Chairing the full meeting of the Planning Commission to discuss the approach paper to the new plan, the PM said, “It has proposed that we should set the 12th Plan target at 9 per cent. In fact, the Commission has pointed out that given the uncertainties in the global economy and the challenges in the domestic economy even a 9 per cent target is feasible only if we can take some difficult decision.”

The Prime Minister has said high growth will depend crucially on growth in energy supply and efficiency of its use. Pointing out that since domestic energy supply is limited, dependency on energy import will grow, the PM said, “Rational energy pricing will help achieve both objectives even though it may seem difficult to attempt.” This is being seen as an exhortation to reduce or eliminate subsidies.

‘Funds certain to flow'

Dr Singh also stressed on the need for greater public investment and public-private partnerships for infrastructure development. The Planning Commission estimates an investment requirement of $1 trillion for the infrastructure sector. It hopes that nearly 50 per cent of the requirement will come from the private sector alone.

Briefing reporters after the meeting, the Deputy Chairman of the Planning Commission, Mr Montek Singh Ahluwalia, said although the 12th Plan aims for 9 per cent growth, if global uncertainty recedes at the beginning of the Plan period, the target could be reviewed and revised to 9.2 per cent

Mindful of global uncertainty affecting fund inflows, Mr Ahluwalia believed that we should not be grim about it.
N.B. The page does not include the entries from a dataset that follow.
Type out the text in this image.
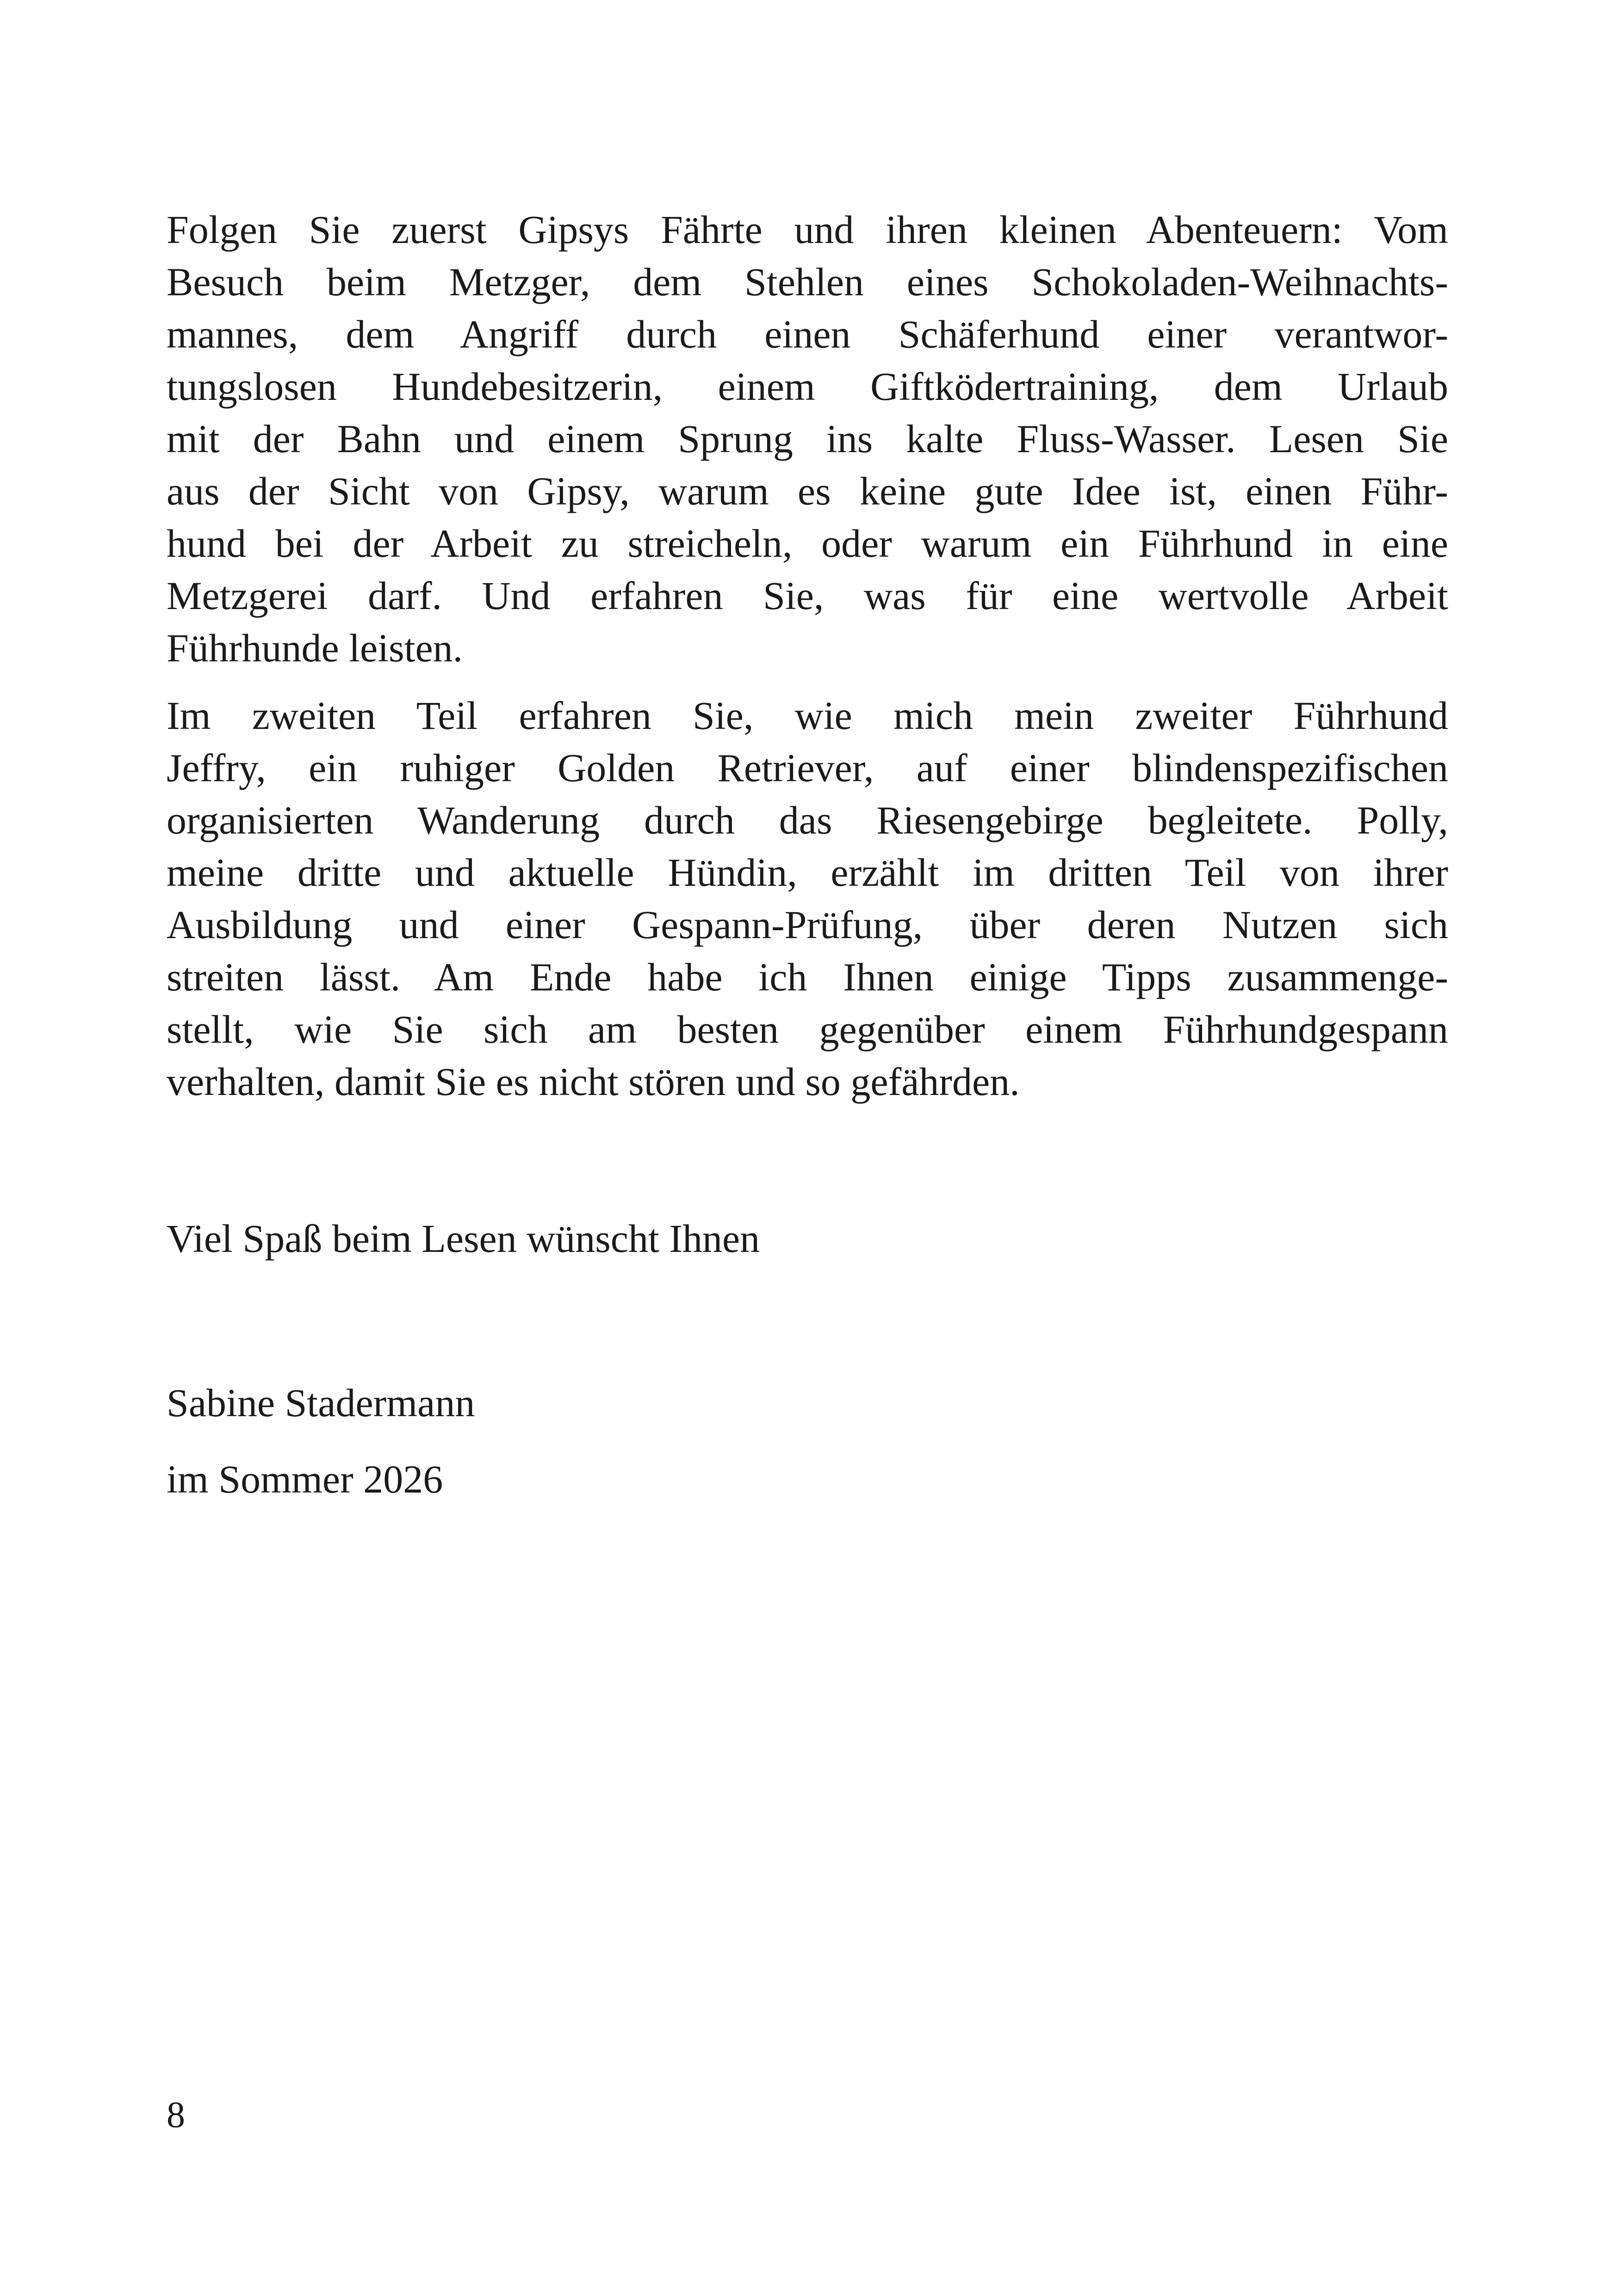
Folgen Sie zuerst Gipsys Fährte und ihren kleinen Abenteuern: Vom
Besuch beim Metzger, dem Stehlen eines Schokoladen-Weihnachts-
mannes, dem Angriff durch einen Schäferhund einer verantwor-
tungslosen Hundebesitzerin, einem Giftködertraining, dem Urlaub
mit der Bahn und einem Sprung ins kalte Fluss-Wasser. Lesen Sie
aus der Sicht von Gipsy, warum es keine gute Idee ist, einen Führ-
hund bei der Arbeit zu streicheln, oder warum ein Führhund in eine
Metzgerei darf. Und erfahren Sie, was für eine wertvolle Arbeit
Führhunde leisten.

Im zweiten Teil erfahren Sie, wie mich mein zweiter Führhund
Jeffry, ein ruhiger Golden Retriever, auf einer blindenspezifischen
organisierten Wanderung durch das Riesengebirge begleitete. Polly,
meine dritte und aktuelle Hündin, erzählt im dritten Teil von ihrer
Ausbildung und einer Gespann-Prüfung, über deren Nutzen sich
streiten lässt. Am Ende habe ich Ihnen einige Tipps zusammenge-
stellt, wie Sie sich am besten gegenüber einem Führhundgespann
verhalten, damit Sie es nicht stören und so gefährden.

Viel Spaß beim Lesen wünscht Ihnen

Sabine Stadermann

im Sommer 2026

8
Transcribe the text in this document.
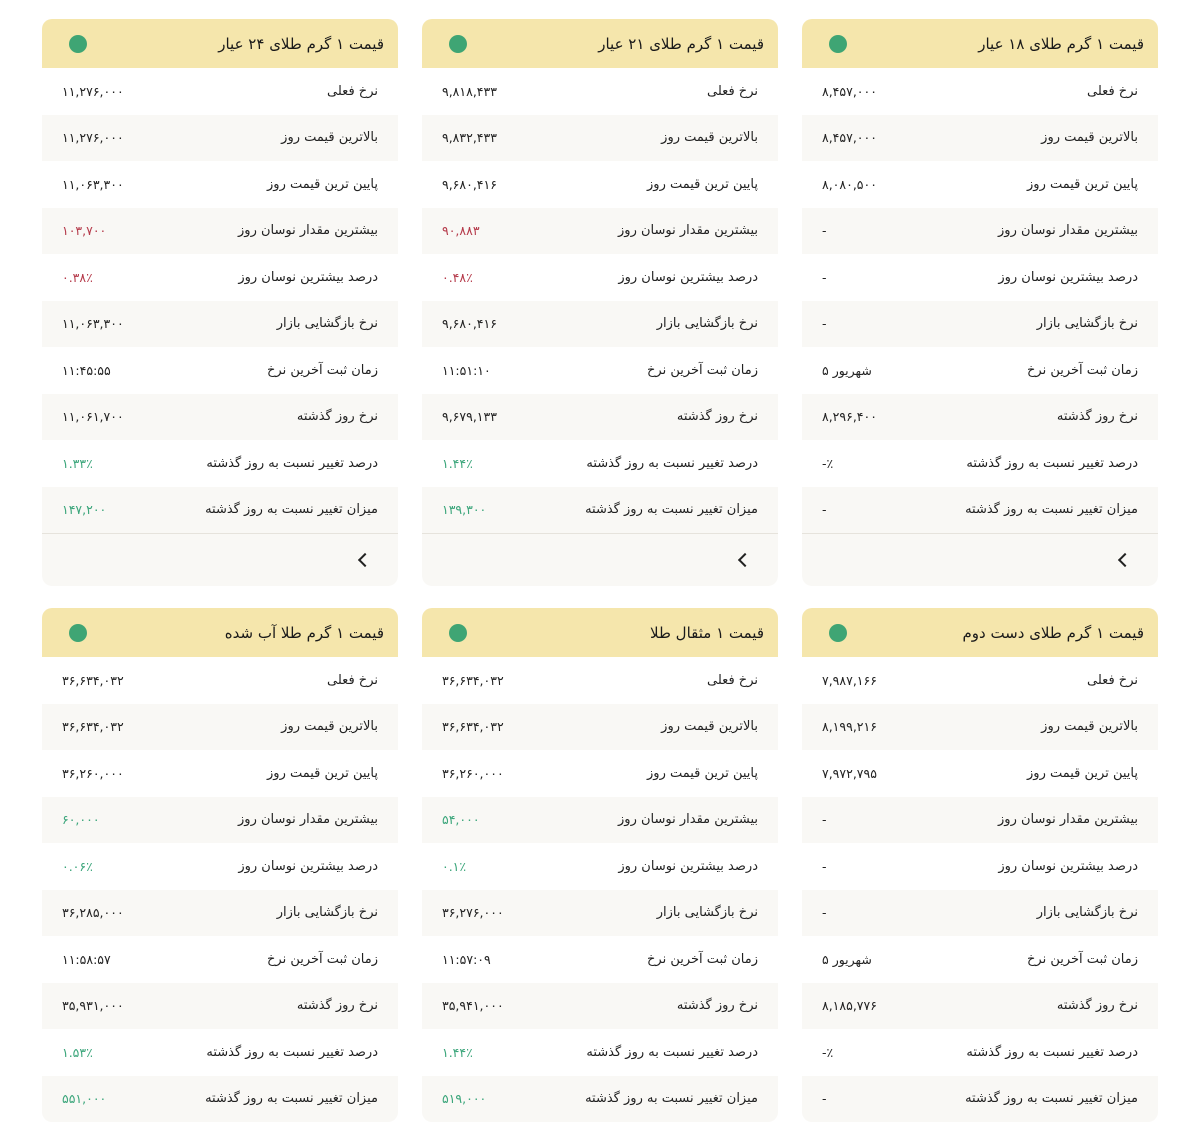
قیمت ۱ گرم طلای ۱۸ عیار
نرخ فعلی
۸,۴۵۷,۰۰۰
بالاترین قیمت روز
۸,۴۵۷,۰۰۰
پایین ترین قیمت روز
۸,۰۸۰,۵۰۰
بیشترین مقدار نوسان روز
-
درصد بیشترین نوسان روز
-
نرخ بازگشایی بازار
-
زمان ثبت آخرین نرخ
شهریور ۵
نرخ روز گذشته
۸,۲۹۶,۴۰۰
درصد تغییر نسبت به روز گذشته
-٪
میزان تغییر نسبت به روز گذشته
-
قیمت ۱ گرم طلای ۲۱ عیار
نرخ فعلی
۹,۸۱۸,۴۳۳
بالاترین قیمت روز
۹,۸۳۲,۴۳۳
پایین ترین قیمت روز
۹,۶۸۰,۴۱۶
بیشترین مقدار نوسان روز
۹۰,۸۸۳
درصد بیشترین نوسان روز
۰.۴۸٪
نرخ بازگشایی بازار
۹,۶۸۰,۴۱۶
زمان ثبت آخرین نرخ
۱۱:۵۱:۱۰
نرخ روز گذشته
۹,۶۷۹,۱۳۳
درصد تغییر نسبت به روز گذشته
۱.۴۴٪
میزان تغییر نسبت به روز گذشته
۱۳۹,۳۰۰
قیمت ۱ گرم طلای ۲۴ عیار
نرخ فعلی
۱۱,۲۷۶,۰۰۰
بالاترین قیمت روز
۱۱,۲۷۶,۰۰۰
پایین ترین قیمت روز
۱۱,۰۶۳,۳۰۰
بیشترین مقدار نوسان روز
۱۰۳,۷۰۰
درصد بیشترین نوسان روز
۰.۳۸٪
نرخ بازگشایی بازار
۱۱,۰۶۳,۳۰۰
زمان ثبت آخرین نرخ
۱۱:۴۵:۵۵
نرخ روز گذشته
۱۱,۰۶۱,۷۰۰
درصد تغییر نسبت به روز گذشته
۱.۳۳٪
میزان تغییر نسبت به روز گذشته
۱۴۷,۲۰۰
قیمت ۱ گرم طلای دست دوم
نرخ فعلی
۷,۹۸۷,۱۶۶
بالاترین قیمت روز
۸,۱۹۹,۲۱۶
پایین ترین قیمت روز
۷,۹۷۲,۷۹۵
بیشترین مقدار نوسان روز
-
درصد بیشترین نوسان روز
-
نرخ بازگشایی بازار
-
زمان ثبت آخرین نرخ
شهریور ۵
نرخ روز گذشته
۸,۱۸۵,۷۷۶
درصد تغییر نسبت به روز گذشته
-٪
میزان تغییر نسبت به روز گذشته
-
قیمت ۱ مثقال طلا
نرخ فعلی
۳۶,۶۳۴,۰۳۲
بالاترین قیمت روز
۳۶,۶۳۴,۰۳۲
پایین ترین قیمت روز
۳۶,۲۶۰,۰۰۰
بیشترین مقدار نوسان روز
۵۴,۰۰۰
درصد بیشترین نوسان روز
۰.۱٪
نرخ بازگشایی بازار
۳۶,۲۷۶,۰۰۰
زمان ثبت آخرین نرخ
۱۱:۵۷:۰۹
نرخ روز گذشته
۳۵,۹۴۱,۰۰۰
درصد تغییر نسبت به روز گذشته
۱.۴۴٪
میزان تغییر نسبت به روز گذشته
۵۱۹,۰۰۰
قیمت ۱ گرم طلا آب شده
نرخ فعلی
۳۶,۶۳۴,۰۳۲
بالاترین قیمت روز
۳۶,۶۳۴,۰۳۲
پایین ترین قیمت روز
۳۶,۲۶۰,۰۰۰
بیشترین مقدار نوسان روز
۶۰,۰۰۰
درصد بیشترین نوسان روز
۰.۰۶٪
نرخ بازگشایی بازار
۳۶,۲۸۵,۰۰۰
زمان ثبت آخرین نرخ
۱۱:۵۸:۵۷
نرخ روز گذشته
۳۵,۹۳۱,۰۰۰
درصد تغییر نسبت به روز گذشته
۱.۵۳٪
میزان تغییر نسبت به روز گذشته
۵۵۱,۰۰۰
He hoped that as soon as the global situation improves, funds are certain to flow in.

Mr Ahluwalia estimated that the average inflation during the 12th Plan would be in the range of 5 per cent. This is on the assumption of 9 per cent average GDP growth. However, he said the supply side needs a lot of improvement in order to check inflation.

Talking about agriculture, Mr Ahluwalia hoped that it would grow by 3.3 per cent during the 11th Plan in comparison to 2 per cent during the 10th Plan. Now, the target for 12th Plan is 4 per cent, the Deputy Chairman added.